D'autres, incontrôlables, ont été exclus, pas réellement pour des divergences idéologiques, mais parce qu'ils donnaient une mauvaise image du parti.
Sans ces cogneurs, utilisés puis écartés lorsqu'ils deviennent trop gènants, point de parti.
Qui a jamais vu un parti d'extrême-droite non-violent ?
3) les "dédiaboliseurs": des énarques, ou des cadres, des "communicants"...
Eux n'étaient pas encore là il y a trente ans.
Attirés par l'espérance d'une belle carrière dans un parti qui monte, et qui est de plus en plus considéré comme un parti comme les autres, ils expliquent aux candidats néophytes comment ne pas se faire piéger, paraître lisses, faire "propre sur soi". On ne combat pas contre les "bougnoules", "les gris", les "ratons" ou les "bamboulas", mais contre "le communautarisme", "le fondamentalisme islamiste", etc...
Tout le monde comprend, mais les mots qui fâchent ne doivent jamais être prononcés.
Ne pas hésiter, par ailleurs, à exploiter chaque fait divers, chaque acte de délinquance, qui peut servir la cause.
4) les électeurs: attirés, clairement, comme autrefois, par la xénophobie et le racisme décomplexés.
Le discours des dirigeants a été "gauchi".
Ils prétendent désormais incarner le combat du "peuple" contre "les élites", "l'oligarchie", mais c'est bien la xénophobie qui amène à voter pour la liste "identitaire".

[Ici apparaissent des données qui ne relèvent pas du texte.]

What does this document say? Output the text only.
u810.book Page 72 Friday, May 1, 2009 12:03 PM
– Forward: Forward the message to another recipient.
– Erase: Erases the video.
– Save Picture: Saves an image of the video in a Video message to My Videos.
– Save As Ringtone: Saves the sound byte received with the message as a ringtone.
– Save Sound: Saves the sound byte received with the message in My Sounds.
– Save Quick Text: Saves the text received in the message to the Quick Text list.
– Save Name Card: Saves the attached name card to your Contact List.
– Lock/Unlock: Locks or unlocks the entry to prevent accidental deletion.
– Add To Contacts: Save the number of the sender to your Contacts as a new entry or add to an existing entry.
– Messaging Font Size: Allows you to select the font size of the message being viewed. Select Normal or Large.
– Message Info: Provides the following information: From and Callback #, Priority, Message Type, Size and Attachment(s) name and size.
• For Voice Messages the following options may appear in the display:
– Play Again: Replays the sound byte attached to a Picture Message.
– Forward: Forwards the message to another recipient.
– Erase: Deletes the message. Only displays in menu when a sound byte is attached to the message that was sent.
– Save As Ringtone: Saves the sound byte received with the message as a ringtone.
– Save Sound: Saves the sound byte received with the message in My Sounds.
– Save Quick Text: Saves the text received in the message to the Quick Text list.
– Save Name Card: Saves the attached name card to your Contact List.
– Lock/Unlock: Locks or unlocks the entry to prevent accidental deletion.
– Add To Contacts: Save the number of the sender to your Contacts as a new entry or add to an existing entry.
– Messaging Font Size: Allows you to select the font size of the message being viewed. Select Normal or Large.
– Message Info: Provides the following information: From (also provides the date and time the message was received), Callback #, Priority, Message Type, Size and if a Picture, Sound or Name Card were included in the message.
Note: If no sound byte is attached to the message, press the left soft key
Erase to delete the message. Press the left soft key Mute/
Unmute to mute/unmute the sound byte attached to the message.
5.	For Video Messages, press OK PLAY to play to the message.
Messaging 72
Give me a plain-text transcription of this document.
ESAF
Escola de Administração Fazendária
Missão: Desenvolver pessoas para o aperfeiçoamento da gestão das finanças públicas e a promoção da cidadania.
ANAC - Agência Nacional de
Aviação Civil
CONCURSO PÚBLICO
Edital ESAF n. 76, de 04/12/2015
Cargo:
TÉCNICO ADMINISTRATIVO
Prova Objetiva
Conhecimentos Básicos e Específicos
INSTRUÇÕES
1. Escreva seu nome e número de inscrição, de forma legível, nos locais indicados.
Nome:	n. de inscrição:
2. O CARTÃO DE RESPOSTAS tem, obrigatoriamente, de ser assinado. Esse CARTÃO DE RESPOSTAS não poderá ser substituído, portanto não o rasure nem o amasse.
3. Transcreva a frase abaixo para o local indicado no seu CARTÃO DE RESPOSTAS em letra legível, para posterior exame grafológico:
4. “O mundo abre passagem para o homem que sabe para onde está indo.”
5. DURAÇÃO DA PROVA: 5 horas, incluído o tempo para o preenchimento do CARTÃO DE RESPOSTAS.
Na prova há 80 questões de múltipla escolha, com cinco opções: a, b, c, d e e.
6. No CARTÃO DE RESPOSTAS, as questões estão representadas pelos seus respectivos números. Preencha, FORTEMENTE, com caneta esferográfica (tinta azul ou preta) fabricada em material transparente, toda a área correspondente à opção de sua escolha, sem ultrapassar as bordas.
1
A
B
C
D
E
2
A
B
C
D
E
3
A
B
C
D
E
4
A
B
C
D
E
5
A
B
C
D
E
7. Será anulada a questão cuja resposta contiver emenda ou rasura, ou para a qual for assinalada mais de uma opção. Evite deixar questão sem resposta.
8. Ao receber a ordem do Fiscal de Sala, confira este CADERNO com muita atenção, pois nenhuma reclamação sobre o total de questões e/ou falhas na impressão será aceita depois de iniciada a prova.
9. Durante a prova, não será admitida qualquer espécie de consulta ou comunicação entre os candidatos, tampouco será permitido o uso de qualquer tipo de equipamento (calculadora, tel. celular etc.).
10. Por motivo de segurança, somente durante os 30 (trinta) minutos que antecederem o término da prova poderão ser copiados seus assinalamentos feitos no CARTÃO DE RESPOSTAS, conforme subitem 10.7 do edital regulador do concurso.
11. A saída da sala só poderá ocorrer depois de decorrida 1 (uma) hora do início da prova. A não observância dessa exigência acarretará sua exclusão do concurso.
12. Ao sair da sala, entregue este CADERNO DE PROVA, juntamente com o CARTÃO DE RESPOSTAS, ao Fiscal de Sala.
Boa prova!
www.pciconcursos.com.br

Un très bon film politique, sur les méthodes de recrutement et de manipulation d'un parti d'extrême-doite, que l'on peut rapprocher de La Désintégration, de Philippe Faucon.
Un film qui montrait comment des fondamentalistes islamistes recrutent des jeunes à la dérive.
Ceux-là aussi tentent d'exploiter habilement la colère née de la misère pour distiller leur poison idéologique.